For the basic mean-variance analysis used by the app, we want to extract from the data each tickers' long name, annualized mean monthly % return, the variance of these returns, and the covariances of these returns with respect to those of each of the other assets. To calculate the covariances between any two of the assets, the developer first chose to find the earliest data both assets had valid (non-NaN) data and only calculate the covariance over the periods where both assets have data, with the intention that this may better capture the diversification that mean-variance analysis aims for (since the variance and average of each asset is calculated over its max period). Note that this affects the accuracy of the data and may not be part of the standard calculation of the ex post Sharpe ratio.

In [30]:
firstValidMonthDict = dict()
for ticker in assetTickers:
    firstValidMonthDict[ticker] = df[ticker].notna().idxmax()

Now we use the DataFrame of historical monthly returns to create a dictionary containing the annualized mean return and variance of each asset over its max period and the covariance between each asset and each other asset that comes later than it in alphabetical order over the periods where they both have valid data. 

In [31]:
%%time
assetDataDict = dict()
for i in range(len(assetTickers)-1): # Calculate covariances for all except last asset (alphabetical order)
    assetVar = 12 * (df[assetTickers[i]].std()**2) # Annualized %: multiply by 12 months/year
    assetMean = 12 * df[assetTickers[i]].mean()
    
    assetInfo = yf.Ticker(assetTickers[i]).info
    if 'longName' in assetInfo and assetInfo['longName']:
        assetTitle = assetInfo['longName']
    else:
        assetTitle = assetInfo['shortName']
        
    assetDataDict[assetTickers[i]] = {'title': assetTitle, 'annRetPct': assetMean, 
                                      'annVar': assetVar, 'cov': {}}
    
    for j in range(i+1, len(assetTickers)):
        startDate = max(firstValidMonthDict[assetTickers[i]], firstValidMonthDict[assetTickers[j]])
        assetCov = df[[assetTickers[i], assetTickers[j]]].loc[startDate:].cov().iloc[0, 1]
        assetDataDict[assetTickers[i]]['cov'][assetTickers[j]] = 12 * assetCov

# Calculate values for last asset (alphabetical order)
assetVar = 12 * (df[assetTickers[-1]].std()**2)
assetMean = 12 * df[assetTickers[-1]].mean()

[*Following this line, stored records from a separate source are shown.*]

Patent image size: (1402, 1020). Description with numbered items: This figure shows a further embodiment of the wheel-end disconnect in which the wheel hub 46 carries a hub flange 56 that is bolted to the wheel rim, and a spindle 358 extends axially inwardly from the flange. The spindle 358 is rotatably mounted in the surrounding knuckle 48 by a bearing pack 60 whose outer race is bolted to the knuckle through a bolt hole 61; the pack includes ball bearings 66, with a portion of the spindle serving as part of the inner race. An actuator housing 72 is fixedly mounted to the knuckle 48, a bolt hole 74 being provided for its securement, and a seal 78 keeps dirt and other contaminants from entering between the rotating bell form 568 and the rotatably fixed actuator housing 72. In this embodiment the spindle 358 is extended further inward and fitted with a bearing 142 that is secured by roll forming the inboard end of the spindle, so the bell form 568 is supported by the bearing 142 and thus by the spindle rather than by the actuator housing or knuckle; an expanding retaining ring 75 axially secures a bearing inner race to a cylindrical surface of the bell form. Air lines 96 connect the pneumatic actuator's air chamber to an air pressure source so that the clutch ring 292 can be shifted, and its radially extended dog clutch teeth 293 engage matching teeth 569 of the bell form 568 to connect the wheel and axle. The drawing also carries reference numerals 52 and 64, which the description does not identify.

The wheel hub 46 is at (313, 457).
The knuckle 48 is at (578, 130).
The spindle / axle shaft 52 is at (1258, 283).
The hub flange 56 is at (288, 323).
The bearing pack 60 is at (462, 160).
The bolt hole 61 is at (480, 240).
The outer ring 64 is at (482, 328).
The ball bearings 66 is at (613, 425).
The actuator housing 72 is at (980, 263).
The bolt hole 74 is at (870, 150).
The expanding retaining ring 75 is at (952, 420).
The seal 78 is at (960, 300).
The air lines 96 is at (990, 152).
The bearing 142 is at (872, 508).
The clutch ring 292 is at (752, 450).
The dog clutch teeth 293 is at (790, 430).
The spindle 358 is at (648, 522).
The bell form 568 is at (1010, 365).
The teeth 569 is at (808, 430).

assetInfo = yf.Ticker(assetTickers[-1]).info
if 'longName' in assetInfo and assetInfo['longName']:
    assetTitle = assetInfo['longName']
else:
    assetTitle = assetInfo['shortName']

assetDataDict[assetTickers[-1]] = {'title': assetTitle, 'annRetPct': assetMean, 
                                  'annVar': assetVar}

Wall time: 1min 23s


In [32]:
print(assetDataDict['^TNX'])
print(assetDataDict['^TYX'])

{'title': 'Treasury Yield 10 Years', 'annRetPct': 1.010207723321614, 'annVar': 811.0913491705217, 'cov': {'^TYX': 552.9169091166535}}
{'title': 'Treasury Yield 30 Years', 'annRetPct': -0.768824488479595, 'annVar': 428.88240956769164}


## Export dictionary as JSON file

Now we can export the dictionary with the data required by the [Mean-Variance Analyzer](https://mvanalyzer.dev/) web app as a JSON file to its data folder.

In [35]:
with open("../mean-variance-analyzer/data/asset-data.json", "w") as f:
    json.dump(assetDataDict, f, indent=2)